De certa forma temos, no livro de Laub, algo assustador como 'Black Mirror'. O julgamento moral não mediado pelo estado, hoje visto somente como corrupto e opressor. Sem este estado, atingimos a liberdade como núcleo individual que visa o prazer. A liberdade que nos é oferecida, de comunicação, de hedonismo e busca do prazer, de expressão de uma individualidade meramente estética esbarra numa regulação mais terrível que a totalitária de Orwell. Algo que Hitler tentou promover. O julgamento moral feito pela população comum. Como em 'Black Mirror', as pessoas são avaliadas com notas e pessoas com expressão indesejável são excluídas. Somos vigiados pelos amigos e vizinhos, mas somos felizes pela marca das roupas e pelas opções sexuais. Pouco usamos o espaço público para ir além dos direitos civis, destas opções. Não discutimos as questões públicas que não nos pertencem, fazemos gentilezas e atos de bondade para purificar nosso egoísmo. Excluímos com nosso egoísmo os que se expressam com diferença, e encaramos com grande passividade, se não naturalidade, as regras de um jogo que favorecem cada vez mais uma minoria, deixando de troco para a quase extinta classe média a opção sexual gratuita, que não fere o interesse econômico de ninguém.

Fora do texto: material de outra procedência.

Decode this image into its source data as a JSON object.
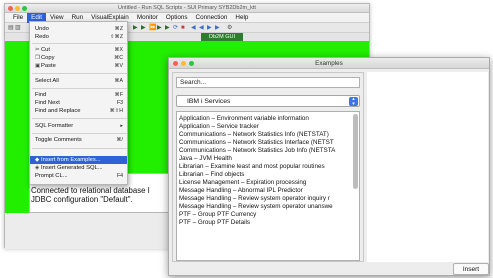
{
  "window": {
    "title": "Untitled - Run SQL Scripts - SUI Primary SYB2Db2m_ktt"
  },
  "menubar": [
    "File",
    "Edit",
    "View",
    "Run",
    "VisualExplain",
    "Monitor",
    "Options",
    "Connection",
    "Help"
  ],
  "tab": {
    "label": "Db2M GUI"
  },
  "output": {
    "line1": "Connected to relational database I",
    "line2": "JDBC configuration \"Default\"."
  },
  "edit_menu": {
    "undo": {
      "label": "Undo",
      "shortcut": "⌘Z"
    },
    "redo": {
      "label": "Redo",
      "shortcut": "⇧⌘Z"
    },
    "cut": {
      "label": "Cut",
      "shortcut": "⌘X"
    },
    "copy": {
      "label": "Copy",
      "shortcut": "⌘C"
    },
    "paste": {
      "label": "Paste",
      "shortcut": "⌘V"
    },
    "select_all": {
      "label": "Select All",
      "shortcut": "⌘A"
    },
    "find": {
      "label": "Find",
      "shortcut": "⌘F"
    },
    "find_next": {
      "label": "Find Next",
      "shortcut": "F3"
    },
    "find_replace": {
      "label": "Find and Replace",
      "shortcut": "⌘⇧H"
    },
    "sql_formatter": {
      "label": "SQL Formatter",
      "shortcut": "▸"
    },
    "toggle_comments": {
      "label": "Toggle Comments",
      "shortcut": "⌘/"
    },
    "insert_examples": {
      "label": "Insert from Examples..."
    },
    "insert_generated": {
      "label": "Insert Generated SQL..."
    },
    "prompt": {
      "label": "Prompt CL...",
      "shortcut": "F4"
    }
  },
  "dialog": {
    "title": "Examples",
    "search_placeholder": "Search...",
    "category": "IBM i Services",
    "items": [
      "Application – Environment variable information",
      "Application – Service tracker",
      "Communications – Network Statistics Info (NETSTAT)",
      "Communications – Network Statistics Interface (NETST",
      "Communications – Network Statistics Job Info (NETSTA",
      "Java – JVM Health",
      "Librarian – Examine least and most popular routines",
      "Librarian – Find objects",
      "License Management – Expiration processing",
      "Message Handling – Abnormal IPL Predictor",
      "Message Handling – Review system operator inquiry r",
      "Message Handling – Review system operator unanswe",
      "PTF – Group PTF Currency",
      "PTF – Group PTF Details"
    ],
    "insert_label": "Insert"
  }
}
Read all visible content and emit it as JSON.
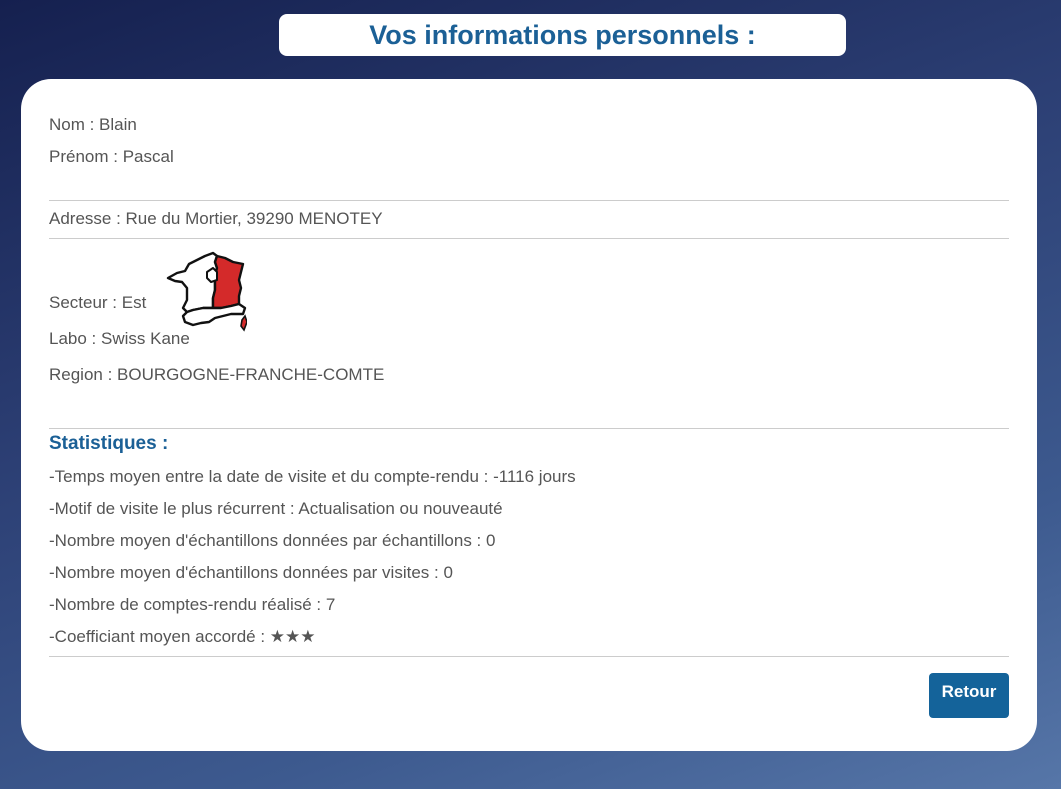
{
  "header": {
    "title": "Vos informations personnels :"
  },
  "identity": {
    "nom": "Nom : Blain",
    "prenom": "Prénom : Pascal"
  },
  "address": {
    "text": "Adresse : Rue du Mortier, 39290 MENOTEY"
  },
  "sector": {
    "secteur": "Secteur : Est",
    "labo": "Labo : Swiss Kane",
    "region": "Region : BOURGOGNE-FRANCHE-COMTE",
    "map_icon": "france-map-east-highlighted-icon"
  },
  "statistics": {
    "title": "Statistiques :",
    "lines": [
      "-Temps moyen entre la date de visite et du compte-rendu : -1116 jours",
      "-Motif de visite le plus récurrent : Actualisation ou nouveauté",
      "-Nombre moyen d'échantillons données par échantillons : 0",
      "-Nombre moyen d'échantillons données par visites : 0",
      "-Nombre de comptes-rendu réalisé : 7",
      "-Coefficiant moyen accordé : ★★★"
    ]
  },
  "actions": {
    "back_label": "Retour"
  },
  "colors": {
    "accent": "#1b6096",
    "button": "#14639a",
    "text": "#555555",
    "highlight_region": "#d42a2a"
  }
}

Voltando ao livro, temos que entender que se o novo moralismo visa a expressão, e não o ato, temos que nos reprimir de qualquer julgamento? Como vamos entender a diferença entre pessoas, partidos, ideias, se não podemos julgar? Compreender o que há de bom e mau em cada um dos personagens que cruzam nossa vida? O julgamento, ou a opinião, não podem servir para exclusão ou maldade, mas discriminação deveria significar distinção, posicionamento. Se perdemos isto, e aceitamos tudo, então estaremos submissos a um mundo sem regras, favorável a aqueles que têm capital o suficiente para não depender de opinião. O moralismo venceu as ideias.